AMP Capital chief economist Dr Shane Oliver noted that the Reserve Bank of Australia has left rates on hold for 21 months already and predicted it would be another 19 months before it would increase rates.
Oliver cited the fact that economic growth is anticipated to be below RBA expectations as a driving factor behind the predicted interest rate stability until 2020.
Growth is now likely to be 2.5-3 per cent, which is below RBA expectations for a pick up to 3.25 per cent. This is largely because housing construction is slowing, debt levels are high, consumer spending is constrained by slow wages growth and house prices are falling in Sydney and Melbourne.
Even a tax cut in the Federal Budget is unlikely to offset this slower-than-predicted growth.
The household debt boom is over and lending standards are expected to get stricter around borrowers’ income, expenses and total debt levels.
Both wages growth and inflation are also likely to remain low, further discouraging a rate rise. “Continuing weak wages growth along with excess capacity and high levels of competition in goods markets will keep underlying inflation around the low end of the RBA’s 2-3 per cent target for a lengthy period yet,” said Oliver.

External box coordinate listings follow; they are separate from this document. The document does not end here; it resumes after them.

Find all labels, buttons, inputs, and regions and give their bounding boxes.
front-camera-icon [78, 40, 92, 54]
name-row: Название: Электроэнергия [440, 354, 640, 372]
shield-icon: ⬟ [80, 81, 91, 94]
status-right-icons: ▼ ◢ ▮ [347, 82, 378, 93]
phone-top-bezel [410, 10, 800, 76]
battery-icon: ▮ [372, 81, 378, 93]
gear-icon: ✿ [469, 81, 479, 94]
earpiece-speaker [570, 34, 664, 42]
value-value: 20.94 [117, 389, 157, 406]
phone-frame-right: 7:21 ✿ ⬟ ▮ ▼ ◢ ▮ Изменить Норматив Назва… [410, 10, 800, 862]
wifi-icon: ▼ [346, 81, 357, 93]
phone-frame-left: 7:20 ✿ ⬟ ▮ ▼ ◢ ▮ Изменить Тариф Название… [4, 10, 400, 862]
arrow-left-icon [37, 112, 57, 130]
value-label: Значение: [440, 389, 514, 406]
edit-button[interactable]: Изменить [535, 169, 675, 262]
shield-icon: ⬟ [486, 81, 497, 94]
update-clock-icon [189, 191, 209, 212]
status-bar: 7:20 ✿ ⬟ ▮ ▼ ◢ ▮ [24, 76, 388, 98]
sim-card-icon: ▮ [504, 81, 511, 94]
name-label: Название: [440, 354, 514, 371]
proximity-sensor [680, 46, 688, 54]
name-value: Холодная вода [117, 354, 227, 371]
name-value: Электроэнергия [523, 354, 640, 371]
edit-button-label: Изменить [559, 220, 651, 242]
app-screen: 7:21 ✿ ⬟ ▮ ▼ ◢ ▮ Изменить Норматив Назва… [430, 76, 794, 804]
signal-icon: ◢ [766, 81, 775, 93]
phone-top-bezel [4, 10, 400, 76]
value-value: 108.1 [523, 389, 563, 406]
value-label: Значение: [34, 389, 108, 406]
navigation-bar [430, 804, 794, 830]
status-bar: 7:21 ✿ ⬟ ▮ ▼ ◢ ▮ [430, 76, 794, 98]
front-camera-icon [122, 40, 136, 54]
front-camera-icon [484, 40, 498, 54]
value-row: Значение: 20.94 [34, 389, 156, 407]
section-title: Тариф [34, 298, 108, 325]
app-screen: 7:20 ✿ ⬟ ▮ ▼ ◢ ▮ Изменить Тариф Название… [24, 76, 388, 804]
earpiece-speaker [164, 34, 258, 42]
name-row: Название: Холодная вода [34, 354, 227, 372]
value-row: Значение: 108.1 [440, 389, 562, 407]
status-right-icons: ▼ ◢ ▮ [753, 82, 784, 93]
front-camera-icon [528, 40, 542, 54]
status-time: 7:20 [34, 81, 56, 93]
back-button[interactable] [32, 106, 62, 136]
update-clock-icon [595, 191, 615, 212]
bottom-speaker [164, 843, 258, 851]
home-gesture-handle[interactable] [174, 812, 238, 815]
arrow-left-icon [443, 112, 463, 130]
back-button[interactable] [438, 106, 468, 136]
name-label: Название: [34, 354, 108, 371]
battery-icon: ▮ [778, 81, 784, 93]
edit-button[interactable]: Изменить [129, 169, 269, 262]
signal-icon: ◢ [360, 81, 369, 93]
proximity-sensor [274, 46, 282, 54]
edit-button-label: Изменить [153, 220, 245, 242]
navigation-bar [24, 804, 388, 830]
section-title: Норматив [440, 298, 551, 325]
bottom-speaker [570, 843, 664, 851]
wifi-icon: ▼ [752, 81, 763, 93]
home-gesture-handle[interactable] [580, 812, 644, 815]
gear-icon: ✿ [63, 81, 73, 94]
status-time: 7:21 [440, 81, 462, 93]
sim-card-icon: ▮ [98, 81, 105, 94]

Additionally, the household debt boom is over and lending standards are expected to get stricter around borrowers’ income, expenses and total debt levels. The major upshot of this is that lower income borrowers will be further squeezed and high property-price-to-income markets like Sydney and Melbourne will become more unattainable for these buyers.
APRA has tightened restrictions on investors and interest only loans, housing affordability is an issue right around the country and supply is a problem in many markets, discouraging the RBA from raising interest rates.
Dr Oliver cites a couple of factors to watch out for, which may impact upon price growth and interest rates. Firstly, any move to lower immigration levels and cut capital gains tax discounts will slow house price growth further.
And, if the declines in home prices turn out to be deeper, then the next move could end up being a cut!